Robinson had Police Chief Avery Cook go to the property first Friday morning and explain the situation. Then crews moved in, spending almost four hours with a front-end loader and boom truck scooping up three truck loads of debris and hauling it to the landfill.

“They were cooperative. When we got there, we told them to get whatever belongings they wanted to keep. They got a purse and some clothes and some other things and took them out to the street,” Robinson said.

“But it was a mess. We hauled out old TVs, pallets, old furniture, just junk. It looked like they were trying to build some kind of shelter with the pallets and planned to cover it with a tarp,” Robinson continued of the couple, who are in their late 30s.

The city has dealt with the pair before, including at one point when they camped near a part of the city’s walking trails.
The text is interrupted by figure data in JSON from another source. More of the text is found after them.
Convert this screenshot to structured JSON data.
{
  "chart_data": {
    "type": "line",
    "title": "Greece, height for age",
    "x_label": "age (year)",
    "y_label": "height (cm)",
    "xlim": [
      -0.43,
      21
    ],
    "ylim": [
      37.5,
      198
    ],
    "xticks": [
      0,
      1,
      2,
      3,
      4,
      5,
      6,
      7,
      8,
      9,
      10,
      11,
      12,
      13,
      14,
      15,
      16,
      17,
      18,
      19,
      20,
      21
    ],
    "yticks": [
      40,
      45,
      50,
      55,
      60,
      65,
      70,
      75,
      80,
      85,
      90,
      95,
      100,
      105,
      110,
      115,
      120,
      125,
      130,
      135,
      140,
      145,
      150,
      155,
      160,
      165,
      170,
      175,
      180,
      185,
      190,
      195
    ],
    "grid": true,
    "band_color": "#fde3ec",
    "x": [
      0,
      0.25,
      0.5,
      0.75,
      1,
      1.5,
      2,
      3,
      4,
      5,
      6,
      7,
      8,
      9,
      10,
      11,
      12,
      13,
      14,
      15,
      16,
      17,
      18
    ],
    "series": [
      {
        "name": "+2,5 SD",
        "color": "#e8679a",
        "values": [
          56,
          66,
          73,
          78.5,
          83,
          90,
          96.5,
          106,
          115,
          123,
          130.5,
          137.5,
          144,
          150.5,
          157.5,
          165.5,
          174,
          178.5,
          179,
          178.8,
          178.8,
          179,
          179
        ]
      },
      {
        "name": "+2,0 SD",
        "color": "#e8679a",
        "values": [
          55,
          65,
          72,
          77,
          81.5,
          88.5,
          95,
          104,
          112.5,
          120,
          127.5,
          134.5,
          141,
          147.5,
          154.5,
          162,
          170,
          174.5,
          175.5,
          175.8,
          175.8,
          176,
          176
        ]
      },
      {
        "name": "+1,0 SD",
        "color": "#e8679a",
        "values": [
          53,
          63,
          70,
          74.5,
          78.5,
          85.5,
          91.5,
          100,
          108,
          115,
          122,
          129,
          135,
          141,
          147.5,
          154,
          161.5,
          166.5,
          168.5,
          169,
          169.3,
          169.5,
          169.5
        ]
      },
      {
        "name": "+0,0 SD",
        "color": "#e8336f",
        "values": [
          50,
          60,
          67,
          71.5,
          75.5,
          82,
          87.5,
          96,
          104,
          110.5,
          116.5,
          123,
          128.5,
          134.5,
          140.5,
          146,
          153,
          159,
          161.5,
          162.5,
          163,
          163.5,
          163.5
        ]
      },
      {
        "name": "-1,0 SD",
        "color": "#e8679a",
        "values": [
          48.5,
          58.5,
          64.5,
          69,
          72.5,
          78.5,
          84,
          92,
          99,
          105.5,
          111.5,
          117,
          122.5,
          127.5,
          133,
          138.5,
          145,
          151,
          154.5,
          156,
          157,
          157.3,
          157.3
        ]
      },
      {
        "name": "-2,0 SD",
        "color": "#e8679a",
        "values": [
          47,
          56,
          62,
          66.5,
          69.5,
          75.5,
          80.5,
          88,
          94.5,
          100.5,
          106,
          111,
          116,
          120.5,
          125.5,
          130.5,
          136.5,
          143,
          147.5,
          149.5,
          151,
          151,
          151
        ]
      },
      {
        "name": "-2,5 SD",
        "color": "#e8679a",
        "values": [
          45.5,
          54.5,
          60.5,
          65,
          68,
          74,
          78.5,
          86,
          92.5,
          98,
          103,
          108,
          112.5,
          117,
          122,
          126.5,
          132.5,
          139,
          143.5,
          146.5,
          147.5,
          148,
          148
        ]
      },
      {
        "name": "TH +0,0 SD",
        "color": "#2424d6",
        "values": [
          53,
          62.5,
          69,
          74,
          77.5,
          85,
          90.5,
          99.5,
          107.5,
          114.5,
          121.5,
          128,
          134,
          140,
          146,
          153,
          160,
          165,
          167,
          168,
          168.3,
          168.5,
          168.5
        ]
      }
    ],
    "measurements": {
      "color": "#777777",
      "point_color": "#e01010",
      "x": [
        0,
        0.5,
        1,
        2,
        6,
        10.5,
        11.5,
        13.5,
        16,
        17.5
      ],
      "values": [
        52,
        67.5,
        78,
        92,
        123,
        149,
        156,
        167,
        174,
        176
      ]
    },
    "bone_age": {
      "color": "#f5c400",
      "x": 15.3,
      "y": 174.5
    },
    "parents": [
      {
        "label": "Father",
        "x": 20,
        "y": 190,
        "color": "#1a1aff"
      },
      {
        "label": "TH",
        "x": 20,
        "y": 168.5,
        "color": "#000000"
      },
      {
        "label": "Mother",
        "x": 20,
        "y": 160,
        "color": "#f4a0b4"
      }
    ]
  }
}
“They’ve been offered help before but don’t want it,” the mayor said.

City leaders speculate they ended up on Illinois Street because the man’s late grandmother once lived on the street and because of the distant tie to the owner of the property.

The man and woman initially left their salvaged belongings on the curb and left but the items were gone by 12:30 p.m. Friday as the city was finishing its clean up.

“The neighbors were happy, they are glad,” Robinson said.

The city has been working on the problem for several weeks, but those efforts picked up momentum two weeks ago when Selectman Ken Poole, is whose ward the property is, brought it up at a Board of Selectmen study session.

“It’s been going on two years with these people, we’ve moved them out of three places already,” Codes Enforcement Officer Jeremy Klutts said at the time.

“Do whatever you have to, arrest them, whatever it takes, but this can’t go on. Nobody wants this next to them, and it smells,” Poole said, showing pictures to other selectmen. “If this was next to me I’d be at every meeting wearing y’all out. Don’t throw in the towel.”

Robinson said he wasn’t sure where the couple had gone, but he fears it won’t be the last time the city will have to deal with them.

“We don’t have any real services for situations like this. Given their track record, I suspect they’ll show back up somewhere. But they don’t want help. Our hands are a little tied. It’s a shame,” he surmised.